Wednesday, October 7, 2009

The Lighthouse

Several years ago, for a graduate class, I wrote a personal narrative. This is breast cancer awareness month, so to honor my mother, I'm sharing it here on the blog.

The Lighthouse

The late afternoon North Carolina sun beat down on my burnt skin. Heat shimmered off the pavement. I reluctantly crawled out of the air-conditioned car and stood in the parking lot next to the lighthouse. I felt gross. After a day at the beach, I was sunburned, windblown, had sand in my shoes and that itchy feeling that comes from swimming in saltwater. My two boys, then eight and five, were tired and whiny.

“Why do we have to stop? We can see the lighthouse from the road.”

“I’m thirsty. I want to go to the pool.”

I explained for what seemed like the fiftieth time, “Because this is what Grandmom wants to do. You got to play on the beach all day. Grandmom wants to see the lighthouse.”

Actually, I was thirsty too, and the cool water of the pool sounded a lot more inviting than the inside of a musty old lighthouse. But my mom loved lighthouses. She collected little lighthouse figurines with the strict criteria that she displayed only the ones she had personally visited. My whole family vacationed on the Outer Banks every summer, but for some reason we hadn’t managed to visit the Currituck Lighthouse, even though it was the closest lighthouse to where we stayed. This year my mother was determined to visit it.

Two months earlier, my mom had been told that the breast cancer which had been “gone” for two years had spread to her liver and the bones in her right hip. She was in the sixth week of an eight-week chemotherapy cycle and would be flying home early to receive her weekly IV cocktail of cancer drugs.

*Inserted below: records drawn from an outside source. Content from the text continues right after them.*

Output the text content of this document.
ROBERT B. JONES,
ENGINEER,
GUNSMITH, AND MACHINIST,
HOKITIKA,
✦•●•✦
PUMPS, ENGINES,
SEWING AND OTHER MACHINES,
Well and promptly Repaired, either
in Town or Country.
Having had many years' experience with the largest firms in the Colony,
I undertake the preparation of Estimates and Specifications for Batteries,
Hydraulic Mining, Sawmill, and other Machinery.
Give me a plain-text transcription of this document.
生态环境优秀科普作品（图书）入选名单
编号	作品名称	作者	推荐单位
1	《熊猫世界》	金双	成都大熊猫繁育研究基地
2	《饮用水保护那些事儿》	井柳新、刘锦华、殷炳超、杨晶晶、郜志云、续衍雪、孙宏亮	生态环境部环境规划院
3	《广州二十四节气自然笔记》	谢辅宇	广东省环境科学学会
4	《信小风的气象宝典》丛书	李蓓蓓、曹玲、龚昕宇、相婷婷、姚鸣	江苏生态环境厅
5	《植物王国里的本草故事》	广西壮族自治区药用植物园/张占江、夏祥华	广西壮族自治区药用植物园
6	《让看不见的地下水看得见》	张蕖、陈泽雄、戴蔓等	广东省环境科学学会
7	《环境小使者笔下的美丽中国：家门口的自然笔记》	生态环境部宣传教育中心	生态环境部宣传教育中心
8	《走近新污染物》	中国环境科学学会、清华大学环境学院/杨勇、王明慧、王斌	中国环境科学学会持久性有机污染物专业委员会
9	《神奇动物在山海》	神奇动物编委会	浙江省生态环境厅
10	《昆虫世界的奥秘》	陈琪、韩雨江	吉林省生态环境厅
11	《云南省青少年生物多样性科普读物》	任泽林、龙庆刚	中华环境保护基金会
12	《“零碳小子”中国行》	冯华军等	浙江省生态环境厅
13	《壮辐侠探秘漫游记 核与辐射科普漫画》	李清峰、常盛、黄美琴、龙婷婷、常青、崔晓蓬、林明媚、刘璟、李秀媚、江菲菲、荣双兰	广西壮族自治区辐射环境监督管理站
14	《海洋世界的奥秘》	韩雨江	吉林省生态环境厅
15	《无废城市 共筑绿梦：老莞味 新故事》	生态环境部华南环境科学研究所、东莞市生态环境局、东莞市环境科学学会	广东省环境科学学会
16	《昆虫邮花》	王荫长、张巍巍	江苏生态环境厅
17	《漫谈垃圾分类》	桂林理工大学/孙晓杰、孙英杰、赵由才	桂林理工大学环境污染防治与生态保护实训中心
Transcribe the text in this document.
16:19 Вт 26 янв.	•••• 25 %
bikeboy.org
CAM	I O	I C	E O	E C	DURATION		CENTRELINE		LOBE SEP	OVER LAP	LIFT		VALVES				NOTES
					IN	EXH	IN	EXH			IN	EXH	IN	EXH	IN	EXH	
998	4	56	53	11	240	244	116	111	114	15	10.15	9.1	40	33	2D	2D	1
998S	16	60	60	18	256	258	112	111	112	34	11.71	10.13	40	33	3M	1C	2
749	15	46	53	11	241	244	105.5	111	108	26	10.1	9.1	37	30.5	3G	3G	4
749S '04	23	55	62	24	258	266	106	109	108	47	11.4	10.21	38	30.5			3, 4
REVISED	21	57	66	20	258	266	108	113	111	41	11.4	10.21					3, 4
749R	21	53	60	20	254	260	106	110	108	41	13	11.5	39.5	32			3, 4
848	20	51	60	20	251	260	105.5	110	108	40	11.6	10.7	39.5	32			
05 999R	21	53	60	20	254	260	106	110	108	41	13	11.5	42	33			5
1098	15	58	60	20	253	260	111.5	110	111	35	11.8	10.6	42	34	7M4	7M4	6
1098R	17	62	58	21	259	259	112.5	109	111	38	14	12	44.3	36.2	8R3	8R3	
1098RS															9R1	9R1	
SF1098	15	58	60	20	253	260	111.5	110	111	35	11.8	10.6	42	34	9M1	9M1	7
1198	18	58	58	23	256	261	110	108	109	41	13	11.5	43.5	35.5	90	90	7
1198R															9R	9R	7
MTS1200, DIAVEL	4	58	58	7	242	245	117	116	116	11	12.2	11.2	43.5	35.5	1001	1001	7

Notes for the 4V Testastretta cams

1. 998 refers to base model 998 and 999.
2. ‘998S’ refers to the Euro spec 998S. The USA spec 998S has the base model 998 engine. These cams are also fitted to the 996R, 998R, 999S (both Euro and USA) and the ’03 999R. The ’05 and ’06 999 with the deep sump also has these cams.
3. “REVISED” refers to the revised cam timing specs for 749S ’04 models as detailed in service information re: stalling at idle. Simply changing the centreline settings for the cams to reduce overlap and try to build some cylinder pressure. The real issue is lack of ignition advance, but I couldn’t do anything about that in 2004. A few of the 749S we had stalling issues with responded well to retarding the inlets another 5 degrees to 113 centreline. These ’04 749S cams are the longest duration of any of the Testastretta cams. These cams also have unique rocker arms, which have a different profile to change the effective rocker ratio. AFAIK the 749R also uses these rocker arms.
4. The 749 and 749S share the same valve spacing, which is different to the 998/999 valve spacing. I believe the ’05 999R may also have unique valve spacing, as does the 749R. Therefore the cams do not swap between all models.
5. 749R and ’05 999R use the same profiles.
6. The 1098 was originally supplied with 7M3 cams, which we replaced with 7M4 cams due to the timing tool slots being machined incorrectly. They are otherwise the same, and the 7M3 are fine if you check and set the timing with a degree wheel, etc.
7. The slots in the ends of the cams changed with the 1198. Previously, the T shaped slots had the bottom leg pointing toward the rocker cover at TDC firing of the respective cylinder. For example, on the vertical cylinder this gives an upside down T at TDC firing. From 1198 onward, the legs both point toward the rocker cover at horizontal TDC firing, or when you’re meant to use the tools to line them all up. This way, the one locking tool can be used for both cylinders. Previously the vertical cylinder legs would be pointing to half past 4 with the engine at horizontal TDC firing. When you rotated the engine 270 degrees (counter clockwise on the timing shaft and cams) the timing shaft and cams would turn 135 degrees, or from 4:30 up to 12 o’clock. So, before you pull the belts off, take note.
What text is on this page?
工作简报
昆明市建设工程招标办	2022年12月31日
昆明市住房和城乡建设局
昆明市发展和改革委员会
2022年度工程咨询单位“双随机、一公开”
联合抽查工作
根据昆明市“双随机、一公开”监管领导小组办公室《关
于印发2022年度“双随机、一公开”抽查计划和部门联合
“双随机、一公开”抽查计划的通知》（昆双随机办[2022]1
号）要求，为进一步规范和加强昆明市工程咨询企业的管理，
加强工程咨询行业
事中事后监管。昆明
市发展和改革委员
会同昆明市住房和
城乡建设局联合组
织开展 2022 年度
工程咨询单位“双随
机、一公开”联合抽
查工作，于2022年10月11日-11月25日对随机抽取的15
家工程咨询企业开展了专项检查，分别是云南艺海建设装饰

She stood looking up at the stately red brick structure.

“I want to go to the top,” she announced.
“Do you think you can make it?” I asked anxiously.

My mom was a strong woman. Her quiet will and determination were legendary in my family, but I knew her hip had been bothering her, and she was weakened by the chemotherapy. My chest tightened as I imagined her slipping on the narrow staircase.

“I want to go to the top,” she repeated firmly. “Bruce can follow me in case I slip. It’ll take a while, but I can do it.”

I sighed. Of course, the decision had been made the moment she announced her desire to go to the top. The kids were delighted by the idea. Suddenly, the lighthouse seemed more exciting, an adventure to be had. They raced ahead with my brother and his daughter. My mom started slowly up the iron staircase with me in front of her and Bruce behind.

It was excruciatingly slow. She stepped up with her left foot, grabbed the rail with her left hand, and then painfully pulled her cancer-riddled right hip up to the next step. She labored up and around that spiral staircase. Step, grab, pull. Throngs of people passed us, and the kids went up and down twice as we slowly wound our way to the top. We didn’t talk much. Mom was concentrating all of her energy on the next step. Step, grab, pull. Two hundred fifteen times she repeated that painful process.

I was so caught up in the rhythm of the climb, looking behind at Mom instead of ahead to the top, that it took me a bit off-guard when we finally reached it. I stepped out of the damp, dark lighthouse and onto the platform. The sun shone brilliantly, blinding me for a moment as it reflected off the waters of the Currituck Sound to the west and the Atlantic Ocean to the east. The din of voices and the sound of people clamoring up the iron staircase were abruptly silenced, replaced by the steady rush of the wind.

Mom limped to the rail and gazed for a long time at the sea. To the stranger’s eye, I’m sure she appeared small, weight and hair lost to the harshness of chemotherapy. I have never seen anything as strong and beautiful as my mother in that moment.

She smiled at me and said, “I made it.”

I wondered how I could have ever doubted she would. Her reverie was eventually interrupted by her three grandchildren as they ran over to show her all the things they could see from the lighthouse. She was as excited as they were, pointing out every familiar landmark on the narrow island. Finally, it was time to go back down. The descent was slow, but somehow it didn’t seem as hard. Mom was energized by her achievement and its reward.

Mom made it back to the Outer Banks two more times and added the Cape Hatteras and Bodie Island Lighthouses to her collection. Throughout my life, my mother taught me the value of setting goals and working hard to achieve them, but never was the lesson more powerful than when I stood next to her at the top of that lighthouse.

I keep a picture of the Currituck Lighthouse on my living room wall and my mother’s strong steady light in my heart.

1 comment:

  1. What a beautiful tribute. Your mother sounds like a very special person and it's wonderful you have this terrific memory of her.